Julio T. Bacmeister

and 11 more

We examine the response of the Community Earth System Model versions 1 and 2 (CESM1 and CESM2) to abrupt quadrupling of atmospheric CO$_2$ concentrations (4xCO2) and to 1% annually increasing CO2 concentrations (1%CO2). Different estimates of equilibrium climate sensitivity (ECS) for CESM1 and CESM2 are presented. All estimates show that the sensitivity of CESM2 has increased by 1.5K or more over that of CESM1. At the same time the transient climate response (TCR) of CESM1 and CESM2 derived from 1%CO2 experiments has not changed significantly - 2.1K in CESM1 and 2.0K in CESM2. Increased initial forcing as well as stronger shortwave radiation feedbacks are responsible for the increase in ECS seen in CESM2. A decomposition of regional radiation feedbacks and their contribution to global feedbacks shows that the Southern Ocean plays a key role in the overall behavior of 4xCO2 experiments, accounting for about 50% of the total shortwave feedback in both CESM1 and CESM2. The Southern Ocean is also responsible for around half of the increase in shortwave feedback between CESM1 and CESM2, with a comparable contribution arising over tropical ocean.

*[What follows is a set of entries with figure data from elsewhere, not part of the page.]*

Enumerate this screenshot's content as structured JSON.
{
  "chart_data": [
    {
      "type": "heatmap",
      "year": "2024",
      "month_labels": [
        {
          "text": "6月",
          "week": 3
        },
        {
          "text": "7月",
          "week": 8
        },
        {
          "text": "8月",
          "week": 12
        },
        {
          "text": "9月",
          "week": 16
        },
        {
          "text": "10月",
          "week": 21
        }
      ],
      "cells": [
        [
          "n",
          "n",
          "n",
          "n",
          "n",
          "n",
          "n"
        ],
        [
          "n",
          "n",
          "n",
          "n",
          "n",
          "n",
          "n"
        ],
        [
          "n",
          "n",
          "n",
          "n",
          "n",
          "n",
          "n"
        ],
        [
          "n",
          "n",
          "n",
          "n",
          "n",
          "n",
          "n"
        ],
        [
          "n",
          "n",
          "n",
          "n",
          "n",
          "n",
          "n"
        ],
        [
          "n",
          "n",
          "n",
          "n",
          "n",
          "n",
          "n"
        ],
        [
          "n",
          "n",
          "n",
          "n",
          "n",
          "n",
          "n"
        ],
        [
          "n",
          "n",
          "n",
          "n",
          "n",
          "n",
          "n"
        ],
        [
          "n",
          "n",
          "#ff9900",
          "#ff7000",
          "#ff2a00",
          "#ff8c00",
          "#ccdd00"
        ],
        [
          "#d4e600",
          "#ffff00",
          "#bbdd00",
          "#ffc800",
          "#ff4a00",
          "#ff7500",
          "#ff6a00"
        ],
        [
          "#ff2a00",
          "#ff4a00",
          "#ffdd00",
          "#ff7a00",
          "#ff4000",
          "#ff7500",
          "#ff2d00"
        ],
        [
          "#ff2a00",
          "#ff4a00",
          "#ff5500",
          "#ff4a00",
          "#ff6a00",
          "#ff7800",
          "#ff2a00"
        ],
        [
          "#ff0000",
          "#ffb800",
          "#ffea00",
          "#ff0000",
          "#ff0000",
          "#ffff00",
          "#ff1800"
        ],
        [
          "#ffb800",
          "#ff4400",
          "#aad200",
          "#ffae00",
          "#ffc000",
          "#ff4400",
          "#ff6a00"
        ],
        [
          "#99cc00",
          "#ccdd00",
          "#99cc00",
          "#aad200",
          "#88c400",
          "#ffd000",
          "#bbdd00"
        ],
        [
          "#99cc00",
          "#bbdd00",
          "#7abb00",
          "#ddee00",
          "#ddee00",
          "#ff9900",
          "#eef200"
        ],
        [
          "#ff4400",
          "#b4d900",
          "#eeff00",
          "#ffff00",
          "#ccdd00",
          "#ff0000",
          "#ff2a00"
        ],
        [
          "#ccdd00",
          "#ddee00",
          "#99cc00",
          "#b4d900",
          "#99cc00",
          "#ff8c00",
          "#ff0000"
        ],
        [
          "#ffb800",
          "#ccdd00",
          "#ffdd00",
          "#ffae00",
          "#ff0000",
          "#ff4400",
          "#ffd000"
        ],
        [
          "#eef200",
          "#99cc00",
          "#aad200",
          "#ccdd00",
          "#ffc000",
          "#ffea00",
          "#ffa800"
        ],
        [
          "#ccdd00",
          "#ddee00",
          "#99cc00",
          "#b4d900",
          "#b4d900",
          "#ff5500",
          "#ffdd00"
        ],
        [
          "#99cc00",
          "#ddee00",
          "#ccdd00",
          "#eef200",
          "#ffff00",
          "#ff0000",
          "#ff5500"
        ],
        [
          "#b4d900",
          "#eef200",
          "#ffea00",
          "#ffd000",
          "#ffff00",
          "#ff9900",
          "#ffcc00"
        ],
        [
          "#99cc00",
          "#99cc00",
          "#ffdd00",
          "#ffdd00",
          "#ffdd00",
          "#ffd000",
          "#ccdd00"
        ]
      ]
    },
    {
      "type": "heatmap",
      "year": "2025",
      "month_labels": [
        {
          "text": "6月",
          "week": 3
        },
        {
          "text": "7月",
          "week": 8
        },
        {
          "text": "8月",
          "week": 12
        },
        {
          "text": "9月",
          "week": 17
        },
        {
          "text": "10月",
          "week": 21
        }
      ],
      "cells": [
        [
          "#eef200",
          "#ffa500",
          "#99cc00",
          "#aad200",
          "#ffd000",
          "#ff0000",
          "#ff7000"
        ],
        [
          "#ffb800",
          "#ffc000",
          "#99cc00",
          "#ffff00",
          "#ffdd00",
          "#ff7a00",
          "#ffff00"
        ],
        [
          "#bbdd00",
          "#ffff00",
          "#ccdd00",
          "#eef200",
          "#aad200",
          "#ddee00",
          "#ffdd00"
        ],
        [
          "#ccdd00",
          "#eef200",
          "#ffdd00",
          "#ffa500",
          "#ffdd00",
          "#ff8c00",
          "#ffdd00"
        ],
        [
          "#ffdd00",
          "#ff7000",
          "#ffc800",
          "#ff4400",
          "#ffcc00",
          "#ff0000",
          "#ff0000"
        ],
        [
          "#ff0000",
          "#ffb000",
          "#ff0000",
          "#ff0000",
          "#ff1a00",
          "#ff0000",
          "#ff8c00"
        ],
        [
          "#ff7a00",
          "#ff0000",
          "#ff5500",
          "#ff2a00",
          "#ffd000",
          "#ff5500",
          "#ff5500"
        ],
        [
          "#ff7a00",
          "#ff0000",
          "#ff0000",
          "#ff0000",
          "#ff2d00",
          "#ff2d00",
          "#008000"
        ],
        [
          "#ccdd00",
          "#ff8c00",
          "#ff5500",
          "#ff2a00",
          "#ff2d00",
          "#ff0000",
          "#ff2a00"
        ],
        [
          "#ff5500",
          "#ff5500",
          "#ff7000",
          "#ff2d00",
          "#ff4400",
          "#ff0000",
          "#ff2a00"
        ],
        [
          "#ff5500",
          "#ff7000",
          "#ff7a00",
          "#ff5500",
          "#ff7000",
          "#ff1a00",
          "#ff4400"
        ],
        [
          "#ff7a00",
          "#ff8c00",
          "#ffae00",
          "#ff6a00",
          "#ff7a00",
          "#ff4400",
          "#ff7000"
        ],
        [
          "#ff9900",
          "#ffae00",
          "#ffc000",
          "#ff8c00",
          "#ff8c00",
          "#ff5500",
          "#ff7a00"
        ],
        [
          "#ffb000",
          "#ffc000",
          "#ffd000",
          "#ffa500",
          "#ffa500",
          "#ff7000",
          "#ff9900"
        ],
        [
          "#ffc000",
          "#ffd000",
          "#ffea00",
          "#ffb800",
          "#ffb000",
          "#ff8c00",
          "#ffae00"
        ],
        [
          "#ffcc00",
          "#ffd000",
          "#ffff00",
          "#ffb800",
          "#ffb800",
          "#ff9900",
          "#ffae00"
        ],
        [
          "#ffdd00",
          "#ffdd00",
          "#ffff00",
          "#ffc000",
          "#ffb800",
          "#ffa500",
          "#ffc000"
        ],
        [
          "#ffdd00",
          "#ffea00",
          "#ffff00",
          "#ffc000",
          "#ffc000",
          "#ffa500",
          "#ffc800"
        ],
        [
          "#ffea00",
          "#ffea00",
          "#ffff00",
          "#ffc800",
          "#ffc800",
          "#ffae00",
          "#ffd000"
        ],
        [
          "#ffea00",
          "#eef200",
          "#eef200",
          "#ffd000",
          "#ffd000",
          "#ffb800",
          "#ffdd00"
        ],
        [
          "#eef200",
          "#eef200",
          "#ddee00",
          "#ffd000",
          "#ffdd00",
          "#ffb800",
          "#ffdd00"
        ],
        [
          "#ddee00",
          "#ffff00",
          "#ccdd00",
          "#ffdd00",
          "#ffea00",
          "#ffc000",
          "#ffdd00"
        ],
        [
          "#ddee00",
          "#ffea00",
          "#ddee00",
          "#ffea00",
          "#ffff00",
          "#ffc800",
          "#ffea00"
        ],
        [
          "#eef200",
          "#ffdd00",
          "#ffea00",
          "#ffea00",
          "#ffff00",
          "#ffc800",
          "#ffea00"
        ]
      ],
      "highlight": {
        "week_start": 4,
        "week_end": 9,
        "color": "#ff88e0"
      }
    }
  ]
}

Experiments using a thermodynamic slab-ocean model (SOM) yield estimates of ECS that are in remarkable agreement with those from fully-coupled earth system model (ESM) experiments for the same level of CO2 increase. Finally, we show that the similarity of TCR in CESM1 and CESM2 masks significant regional differences in warming that occur in the 1%CO2 experiments for each model.